Both flooring and non flooring products contain some trace levels of formaldehyde — to ensure health safety, products like flooring need to be manufactured in such a way as to minimise the amount to a safe level.

Being mindful of the CARB Phase 2 compliance standards when purchasing wood flooring — including wide plank engineered flooring and other styles of flooring made of multiple layers of wood — ensures that the products you choose are safe and the air that you breathe is healthy. Similarly, flooring manufacturers are encourage to continue investing in manufacturing practices, products and finishes that comply with CARB phase 2.

Lacey Act

Illegal logging has a devastating impact on many timber-producing countries around the world. Deforestation, which is driven in part by illegal logging, is one of the major contributors of climate-disrupting pollution. The illegal harvesting and removal of timber also robs cash-strapped governments of valuable revenues, and are faced with serious economic and social consequences.

Illegal timber is any wood that has been harvested or transported in violation of a law or regulation of its country of origin. The Lacey Act is a piece of legislation that controls the illegal importation of harvested timber into different parts of the world including Europe.

This effectively means that no timber would be sourced from illegal sources. Under this act, all wood floors manufactured by the use of illegal logging are considered null and void. Wood flooring companies that are Lacey Act compliant fully support the organisation’s efforts to protect the worlds’ forests.

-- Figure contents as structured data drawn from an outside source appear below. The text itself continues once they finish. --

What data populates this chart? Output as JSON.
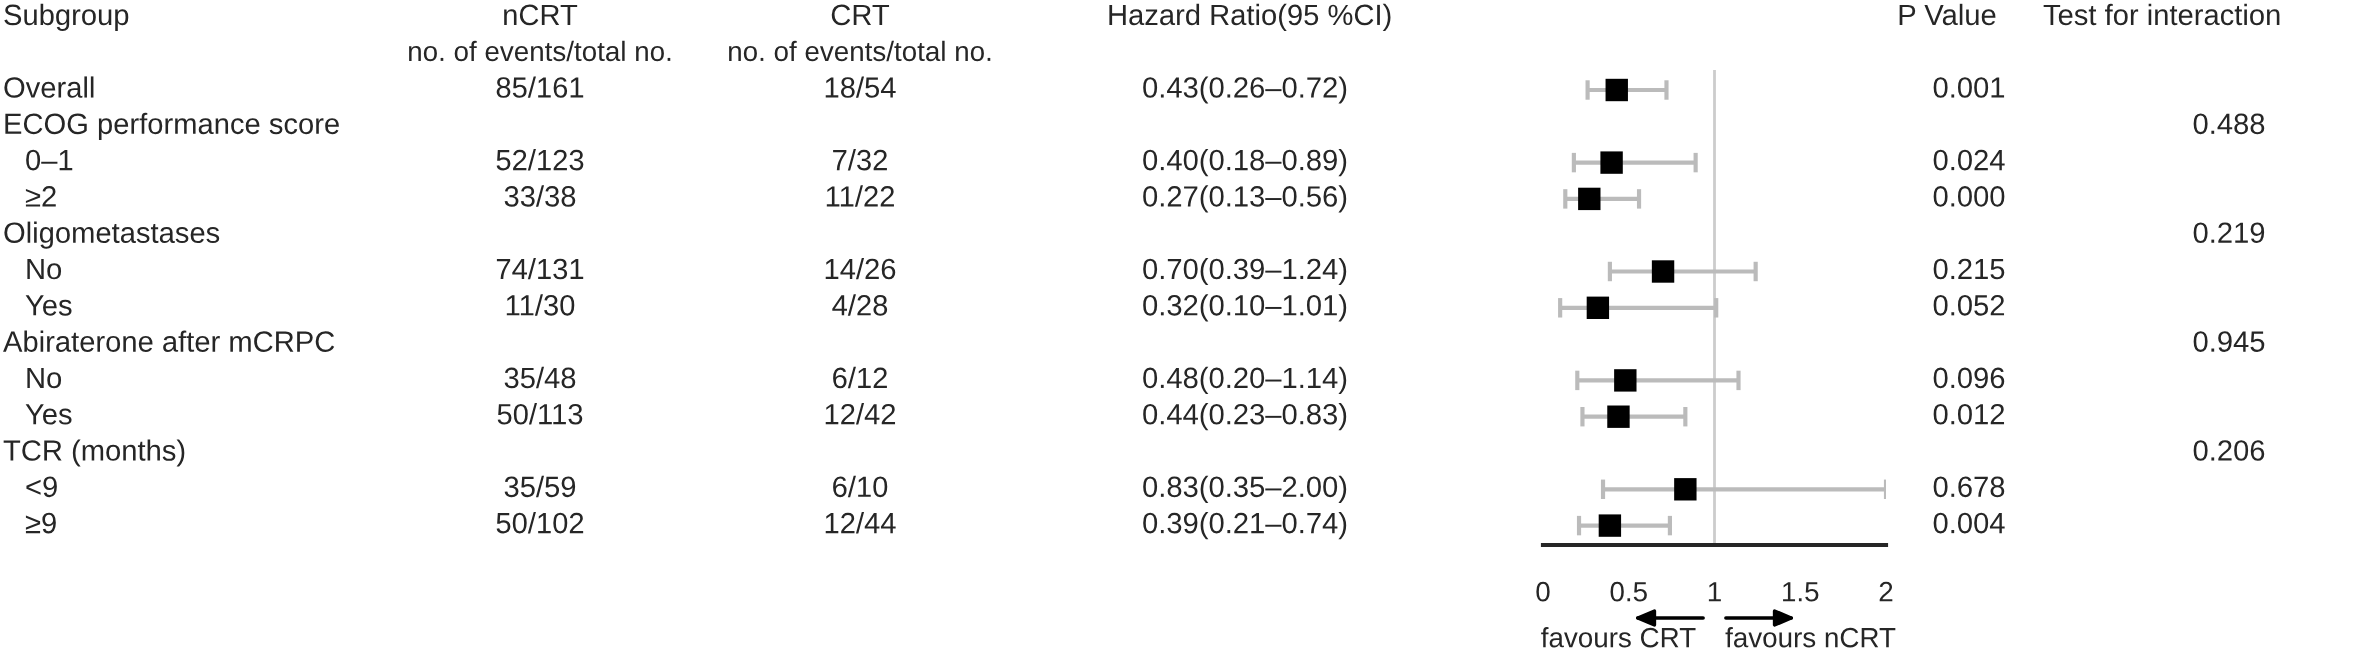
{
  "chart_data": [
    {
      "type": "other",
      "categories": [
        "Subgroup",
        "nCRT",
        "CRT",
        "Hazard Ratio(95 %CI)",
        "P Value",
        "Test for interaction"
      ],
      "cell_labels": [
        [
          null,
          "no. of events/total no.",
          "no. of events/total no.",
          null,
          null,
          null
        ],
        [
          "Overall",
          "85/161",
          "18/54",
          "0.43(0.26–0.72)",
          "0.001",
          null
        ],
        [
          "ECOG performance score",
          null,
          null,
          null,
          null,
          "0.488"
        ],
        [
          "0–1",
          "52/123",
          "7/32",
          "0.40(0.18–0.89)",
          "0.024",
          null
        ],
        [
          "≥2",
          "33/38",
          "11/22",
          "0.27(0.13–0.56)",
          "0.000",
          null
        ],
        [
          "Oligometastases",
          null,
          null,
          null,
          null,
          "0.219"
        ],
        [
          "No",
          "74/131",
          "14/26",
          "0.70(0.39–1.24)",
          "0.215",
          null
        ],
        [
          "Yes",
          "11/30",
          "4/28",
          "0.32(0.10–1.01)",
          "0.052",
          null
        ],
        [
          "Abiraterone after mCRPC",
          null,
          null,
          null,
          null,
          "0.945"
        ],
        [
          "No",
          "35/48",
          "6/12",
          "0.48(0.20–1.14)",
          "0.096",
          null
        ],
        [
          "Yes",
          "50/113",
          "12/42",
          "0.44(0.23–0.83)",
          "0.012",
          null
        ],
        [
          "TCR (months)",
          null,
          null,
          null,
          null,
          "0.206"
        ],
        [
          "<9",
          "35/59",
          "6/10",
          "0.83(0.35–2.00)",
          "0.678",
          null
        ],
        [
          "≥9",
          "50/102",
          "12/44",
          "0.39(0.21–0.74)",
          "0.004",
          null
        ]
      ]
    },
    {
      "type": "scatter",
      "orientation": "horizontal",
      "marker": "square",
      "color": "#000000",
      "categories": [
        null,
        null,
        null,
        null,
        null,
        null,
        null,
        null,
        null,
        null,
        null,
        null,
        null
      ],
      "values": [
        0.43,
        null,
        0.4,
        0.27,
        null,
        0.7,
        0.32,
        null,
        0.48,
        0.44,
        null,
        0.83,
        0.39
      ],
      "errors": [
        [
          0.26,
          0.72
        ],
        null,
        [
          0.18,
          0.89
        ],
        [
          0.13,
          0.56
        ],
        null,
        [
          0.39,
          1.24
        ],
        [
          0.1,
          1.01
        ],
        null,
        [
          0.2,
          1.14
        ],
        [
          0.23,
          0.83
        ],
        null,
        [
          0.35,
          2.0
        ],
        [
          0.21,
          0.74
        ]
      ],
      "xlim": [
        0,
        2
      ],
      "xticks": [
        0,
        0.5,
        1,
        1.5,
        2
      ],
      "ref_lines": [
        {
          "axis": "x",
          "value": 1,
          "color": "#cccccc"
        }
      ],
      "annotations": [
        "favours CRT",
        "favours nCRT"
      ],
      "tick_labels": "x",
      "grid": false
    }
  ]
}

Besides protecting worlds’ forest, the Lacey Act also protects buyers who practice due diligence when importing wood from outside Europe. Companies must declare the species and origin of their imported wood products. Monitoring the way that international trade is conducted helps eliminate the influx of low-cost and low-quality wood flooring produced from illegally harvested timber.

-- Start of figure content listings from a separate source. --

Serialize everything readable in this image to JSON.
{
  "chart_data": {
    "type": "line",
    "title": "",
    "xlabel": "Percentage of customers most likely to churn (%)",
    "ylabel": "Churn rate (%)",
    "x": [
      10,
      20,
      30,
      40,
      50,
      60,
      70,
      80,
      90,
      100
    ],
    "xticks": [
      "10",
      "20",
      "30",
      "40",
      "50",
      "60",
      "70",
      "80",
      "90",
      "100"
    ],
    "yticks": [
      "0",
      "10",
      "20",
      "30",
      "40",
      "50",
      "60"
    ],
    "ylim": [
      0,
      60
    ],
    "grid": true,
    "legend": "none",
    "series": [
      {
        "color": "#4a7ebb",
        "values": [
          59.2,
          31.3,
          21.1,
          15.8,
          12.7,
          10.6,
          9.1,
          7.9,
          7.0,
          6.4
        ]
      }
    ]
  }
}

National Wood Flooring Association

Founded in 1985, the NWFA is a not-for-profit trade association representing all segments of the hardwood flooring industry, including manufacturers, distributors, retailers, installers, importers/exporters, inspectors and consultants.

Over the years, the NWFA’s mission is to unify and strengthen the wood flooring community by educating consumers, architects, designers, and builders in the uses and benefits of wood flooring. This has seen a major advancement in the growing awareness of environmentally and socially responsible wood sourcing, as well as improved forest sustainability for future generations.

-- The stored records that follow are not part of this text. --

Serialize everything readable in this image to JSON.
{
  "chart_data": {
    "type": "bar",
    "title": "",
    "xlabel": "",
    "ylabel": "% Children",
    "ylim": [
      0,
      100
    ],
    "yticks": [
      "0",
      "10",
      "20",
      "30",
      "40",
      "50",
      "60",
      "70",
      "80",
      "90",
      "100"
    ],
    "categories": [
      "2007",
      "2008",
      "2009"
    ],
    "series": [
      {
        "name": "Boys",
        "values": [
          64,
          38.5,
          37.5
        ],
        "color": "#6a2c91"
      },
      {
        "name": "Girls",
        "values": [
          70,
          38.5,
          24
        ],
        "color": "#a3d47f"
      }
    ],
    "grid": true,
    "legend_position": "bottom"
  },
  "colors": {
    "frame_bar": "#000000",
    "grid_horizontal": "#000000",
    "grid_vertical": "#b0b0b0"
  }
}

Being a member of the NWFA means acknowledging the importance of forest sustainability and the implementation of better green policies — as well as committing no act that would discredit the wood flooring industry.

Members also agree to support the NWFA and its goals by ensuring that timber used in the production of wood boards is not harvested from controversial sources.

 

Our Certifications

Why companies choose to source certified products

Certification, both The Forest Stewardship Council (FSC) and PEFC (Program for the Endorsement of Forest Certification), provide a way for companies to have a distinct and positive brand image by demonstrating responsible sourcing policy, achieving simultaneously:

 

  • a decrease in supply chain risks — the idea of “do no harm” by avoiding “bad wood” and
  • an enhancement in the benefits of responsibly managed forests.

 

By sourcing certified products and purchasing from a certified supply chain, companies can not only reduce risks but can also support the health and continued flourishing of our forests and the ecosystem services they provide. This in turn enhances their image and reputation as a responsible brand.

Conclusions

Forests are incredibly important to us. Sustainable sourcing enables wood flooring retailers to meet multiple goals such as social empowerment in communities, carbon sequestration, biodiversity, and other goals associated with the many ecosystem services forests provide us.

While you want your home to look great with the flooring that you choose, it’s equally important to understand that both The Forest Stewardship Council (FSC) and PEFC (Program for the Endorsement of Forest Certification) are essential tools that ensure that you are purchasing wood floors from responsibly managed forests.